Thousands of workers have already walked off the job in five different cities over the past six weeks. Protest leaders contend that forming unions in a non-unionized industry would prevent these type of alleged abuses from occurring in the future.
The survey results were presented at a press conference outside a Brooklyn, New York KFC restaurant Thursday. Presenters cited data from an Anzalone Liszt Grove research survey of 500 New York City fast food workers.
The results underscore a recent wave of complaints across the fast food industry. A full 84 percent of respondents said that their employer had committed some form of wage theft over the previous year.
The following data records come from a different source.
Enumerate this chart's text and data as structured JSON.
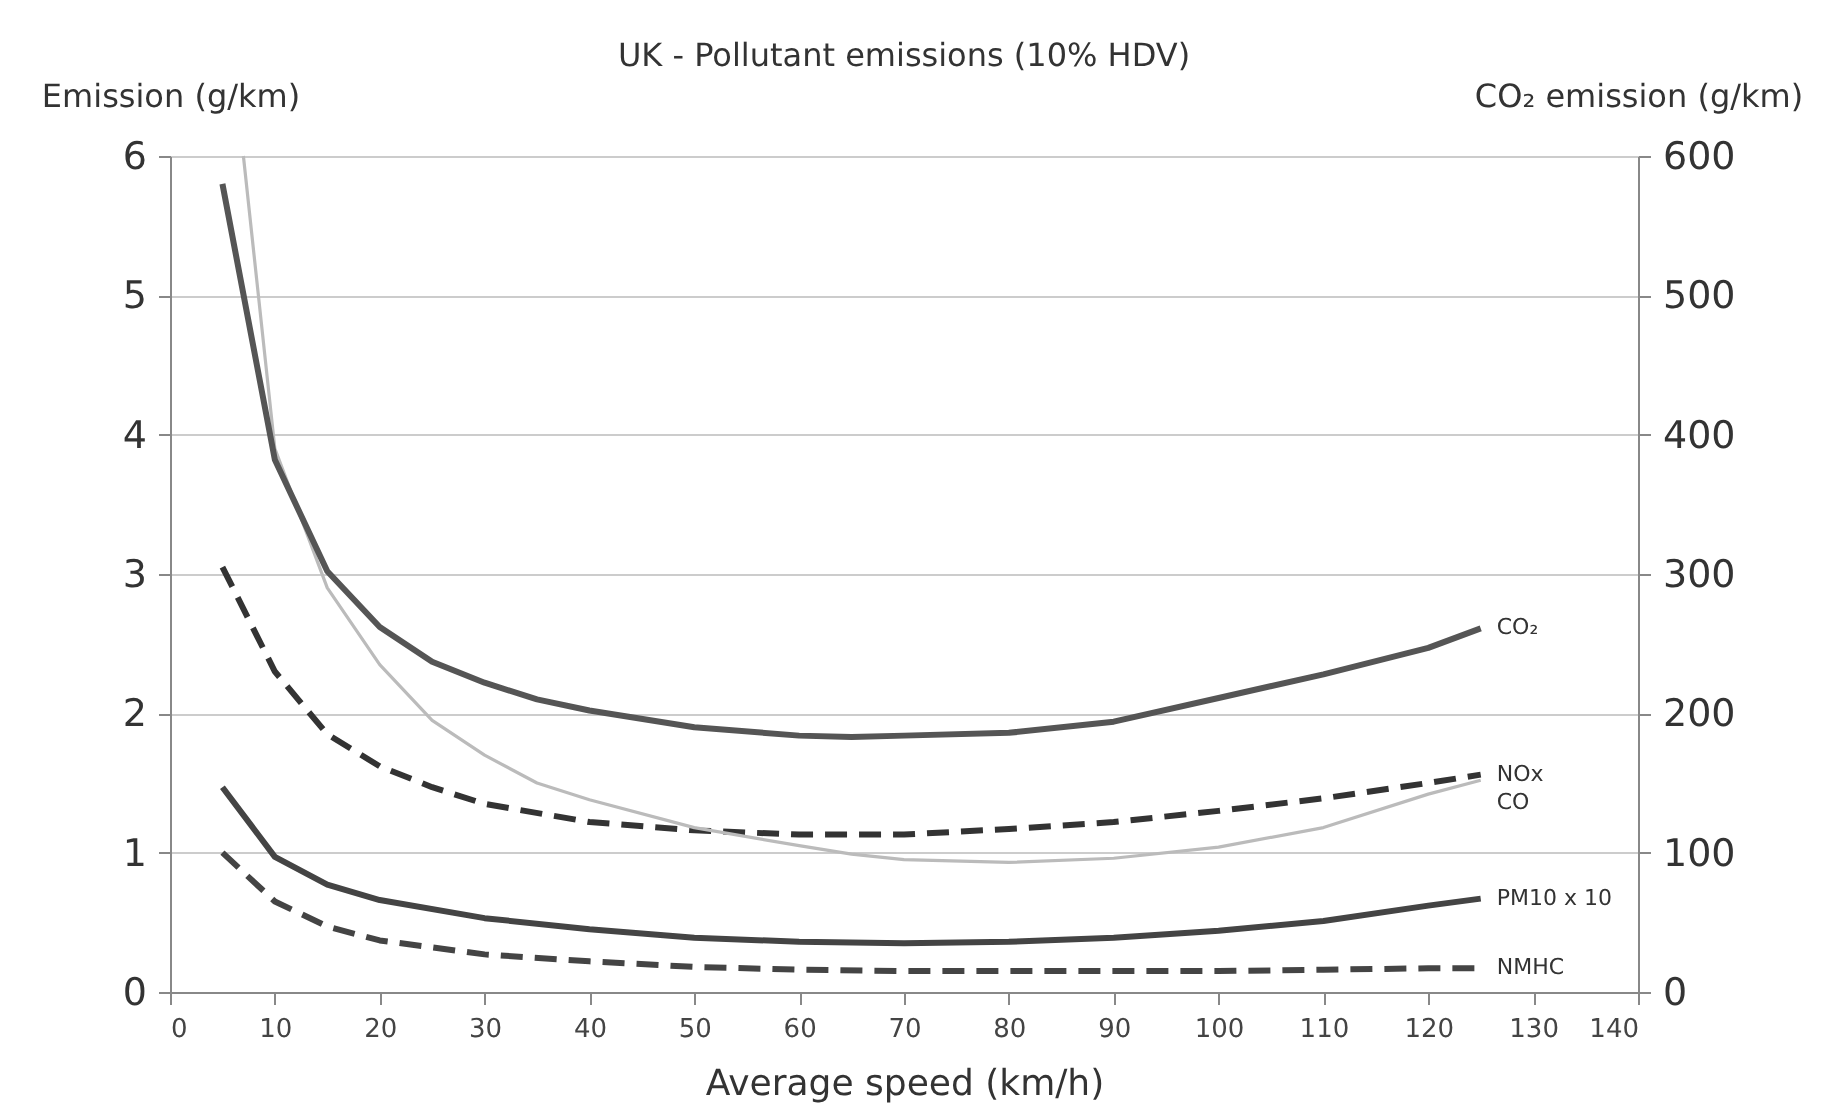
{
  "chart_data": {
    "type": "line",
    "title": "UK - Pollutant emissions (10% HDV)",
    "xlabel": "Average speed (km/h)",
    "ylabel": "Emission (g/km)",
    "y2label": "CO₂ emission (g/km)",
    "xlim": [
      0,
      140
    ],
    "xticks": [
      0,
      10,
      20,
      30,
      40,
      50,
      60,
      70,
      80,
      90,
      100,
      110,
      120,
      130,
      140
    ],
    "ylim": [
      0,
      6
    ],
    "yticks": [
      0,
      1,
      2,
      3,
      4,
      5,
      6
    ],
    "y2lim": [
      0,
      600
    ],
    "y2ticks": [
      0,
      100,
      200,
      300,
      400,
      500,
      600
    ],
    "grid": "y",
    "series": [
      {
        "name": "CO₂",
        "axis": "y2",
        "color": "#555555",
        "line_style": "solid",
        "x": [
          5,
          10,
          15,
          20,
          25,
          30,
          35,
          40,
          50,
          60,
          65,
          70,
          80,
          90,
          100,
          110,
          120,
          125
        ],
        "values": [
          580,
          382,
          302,
          262,
          237,
          222,
          210,
          202,
          190,
          184,
          183,
          184,
          186,
          194,
          211,
          228,
          247,
          261
        ]
      },
      {
        "name": "NOx",
        "color": "#333333",
        "line_style": "dashed",
        "x": [
          5,
          10,
          15,
          20,
          25,
          30,
          40,
          50,
          60,
          70,
          80,
          90,
          100,
          110,
          120,
          125
        ],
        "values": [
          3.05,
          2.3,
          1.85,
          1.62,
          1.47,
          1.35,
          1.22,
          1.16,
          1.13,
          1.13,
          1.17,
          1.22,
          1.3,
          1.39,
          1.5,
          1.56
        ]
      },
      {
        "name": "CO",
        "color": "#bbbbbb",
        "line_style": "solid",
        "x": [
          7,
          10,
          15,
          20,
          25,
          30,
          35,
          40,
          50,
          60,
          65,
          70,
          80,
          90,
          100,
          110,
          120,
          125
        ],
        "values": [
          6,
          3.9,
          2.9,
          2.35,
          1.95,
          1.7,
          1.5,
          1.38,
          1.18,
          1.05,
          0.99,
          0.95,
          0.93,
          0.96,
          1.04,
          1.18,
          1.42,
          1.52
        ]
      },
      {
        "name": "PM10 x 10",
        "color": "#444444",
        "line_style": "solid",
        "x": [
          5,
          10,
          15,
          20,
          30,
          40,
          50,
          60,
          70,
          80,
          90,
          100,
          110,
          120,
          125
        ],
        "values": [
          1.47,
          0.97,
          0.77,
          0.66,
          0.53,
          0.45,
          0.39,
          0.36,
          0.35,
          0.36,
          0.39,
          0.44,
          0.51,
          0.62,
          0.67
        ]
      },
      {
        "name": "NMHC",
        "color": "#444444",
        "line_style": "dashed",
        "x": [
          5,
          10,
          15,
          20,
          30,
          40,
          50,
          60,
          70,
          80,
          90,
          100,
          110,
          120,
          125
        ],
        "values": [
          1.0,
          0.65,
          0.47,
          0.37,
          0.27,
          0.22,
          0.18,
          0.16,
          0.15,
          0.15,
          0.15,
          0.15,
          0.16,
          0.17,
          0.17
        ]
      }
    ]
  }
}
The alleged wage theft would further reduce already paltry pay for low-wage fast-food employees who earn an average of just $9.05 per hour according to the U.S. Bureau of Labor Statistics.
Employers can steal wages in a variety of ways, including non-payment of overtime, not giving workers their last paycheck after a worker leaves a job, not paying for all hours worked or the outright refusal of payment.
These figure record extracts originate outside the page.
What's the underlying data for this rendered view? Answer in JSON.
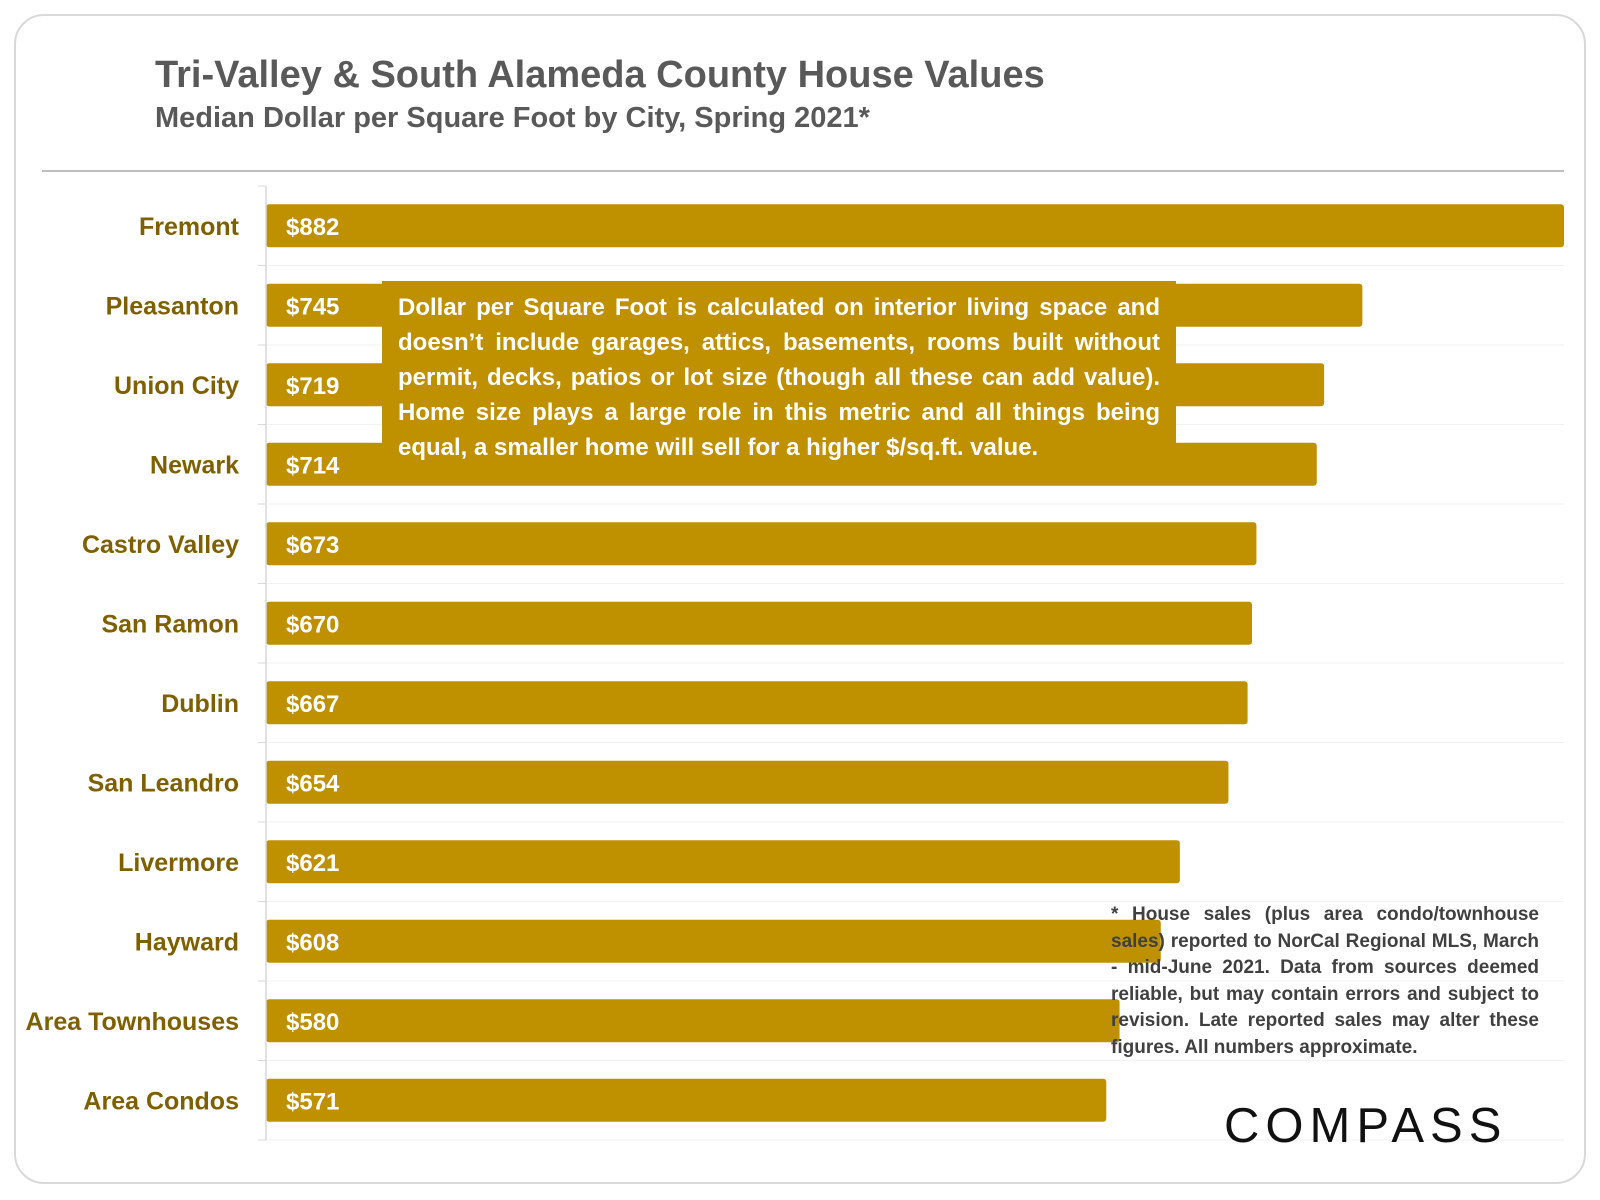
{
  "chart_data": {
    "type": "bar",
    "orientation": "horizontal",
    "title": "Tri-Valley & South Alameda County House Values",
    "subtitle": "Median Dollar per Square Foot by City, Spring 2021*",
    "categories": [
      "Fremont",
      "Pleasanton",
      "Union City",
      "Newark",
      "Castro Valley",
      "San Ramon",
      "Dublin",
      "San Leandro",
      "Livermore",
      "Hayward",
      "Area Townhouses",
      "Area Condos"
    ],
    "values": [
      882,
      745,
      719,
      714,
      673,
      670,
      667,
      654,
      621,
      608,
      580,
      571
    ],
    "value_labels": [
      "$882",
      "$745",
      "$719",
      "$714",
      "$673",
      "$670",
      "$667",
      "$654",
      "$621",
      "$608",
      "$580",
      "$571"
    ],
    "xlabel": "",
    "ylabel": "",
    "grid": true,
    "bar_color": "#bf9000",
    "label_color": "#7f6000"
  },
  "callout": {
    "text": "Dollar per Square Foot is calculated on interior living space and doesn’t include garages, attics, basements, rooms built without permit, decks, patios or lot size (though all these can add value). Home size plays a large role in this metric and all things being equal, a smaller home will sell for a higher $/sq.ft. value."
  },
  "footnote": {
    "text": "* House sales (plus area condo/townhouse sales) reported to NorCal Regional MLS, March - mid-June 2021. Data from sources deemed reliable, but may contain errors and subject to revision. Late reported sales may alter these figures. All numbers approximate."
  },
  "brand": {
    "logo_text": "COMPASS"
  }
}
Any of the aforementioned acts violate a litany of labor laws, including the Fair Labor Standards Act (FLSA) of 1938 that offers basic workplace protects.
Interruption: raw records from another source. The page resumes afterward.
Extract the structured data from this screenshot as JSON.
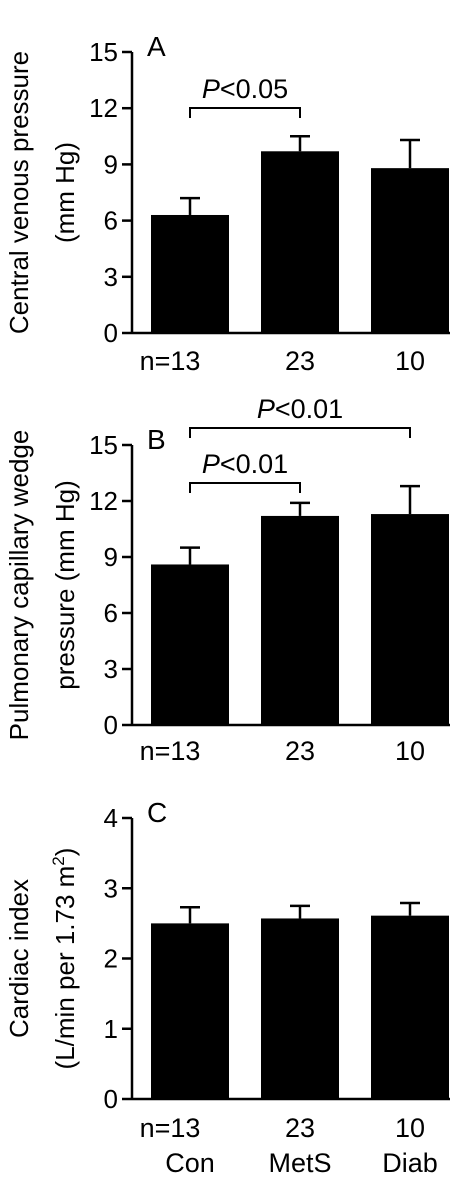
{
  "chart_data": [
    {
      "type": "bar",
      "panel_label": "A",
      "categories": [
        "Con",
        "MetS",
        "Diab"
      ],
      "n_labels": [
        "n=13",
        "23",
        "10"
      ],
      "values": [
        6.3,
        9.7,
        8.8
      ],
      "errors": [
        0.9,
        0.8,
        1.5
      ],
      "ylabel": [
        "Central venous pressure",
        "(mm Hg)"
      ],
      "ylim": [
        0,
        15
      ],
      "yticks": [
        "0",
        "3",
        "6",
        "9",
        "12",
        "15"
      ],
      "significance": [
        {
          "from": 0,
          "to": 1,
          "p": "P",
          "text": "<0.05"
        }
      ]
    },
    {
      "type": "bar",
      "panel_label": "B",
      "categories": [
        "Con",
        "MetS",
        "Diab"
      ],
      "n_labels": [
        "n=13",
        "23",
        "10"
      ],
      "values": [
        8.6,
        11.2,
        11.3
      ],
      "errors": [
        0.9,
        0.7,
        1.5
      ],
      "ylabel": [
        "Pulmonary capillary wedge",
        "pressure (mm Hg)"
      ],
      "ylim": [
        0,
        15
      ],
      "yticks": [
        "0",
        "3",
        "6",
        "9",
        "12",
        "15"
      ],
      "significance": [
        {
          "from": 0,
          "to": 1,
          "p": "P",
          "text": "<0.01"
        },
        {
          "from": 0,
          "to": 2,
          "p": "P",
          "text": "<0.01"
        }
      ]
    },
    {
      "type": "bar",
      "panel_label": "C",
      "categories": [
        "Con",
        "MetS",
        "Diab"
      ],
      "n_labels": [
        "n=13",
        "23",
        "10"
      ],
      "group_labels": [
        "Con",
        "MetS",
        "Diab"
      ],
      "values": [
        2.5,
        2.57,
        2.61
      ],
      "errors": [
        0.23,
        0.18,
        0.18
      ],
      "ylabel": [
        "Cardiac index",
        "(L/min per 1.73 m",
        "2",
        ")"
      ],
      "ylim": [
        0,
        4
      ],
      "yticks": [
        "0",
        "1",
        "2",
        "3",
        "4"
      ],
      "significance": []
    }
  ],
  "colors": {
    "bar": "#000000",
    "axis": "#000000",
    "background": "#ffffff"
  }
}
The report quotes McDonald’s worker Elizabeth Rene, who says she loses up to $75 a month because she isn’t paid for time she spends counting the register before and after her shift. “I feel cheated and used and like I’m not appreciated for my hard work,” said Rene.
McDonald’s did not return Mint Press News’ request for comment. A 2008 study by the National Employment Law Project estimated that the average low-wage worker loses roughly 15 percent of his or her annual income because of wage theft.
The report has been published by Fast Food Forward, the main organization behind the strikes in New York. Josh Eidelson of The Nation reports that the release occurred on the same day as a New York Times article reporting that New York State Attorney General Eric Schneiderman “is investigating whether the owners of several fast-food restaurants and a fast-food parent corporation have cheated their workers out of wages, according to a person familiar with the cases.”
Thousands of employees have already participated in one-day walkouts in New York, Chicago, Detroit, St. Louis, and most recently in Milwaukee where 200 workers walked off the job Wednesday. In addition to improved wages, workers have also demanded improvements to workplace safety. “Every worker who we have talked to has been burnt by a fire, has had grease splattered on them. Many of them didn’t go to the doctor when they probably should have,” Jennifer Epps-Addison, a protest organizer in Milwaukee, told Mint Press News.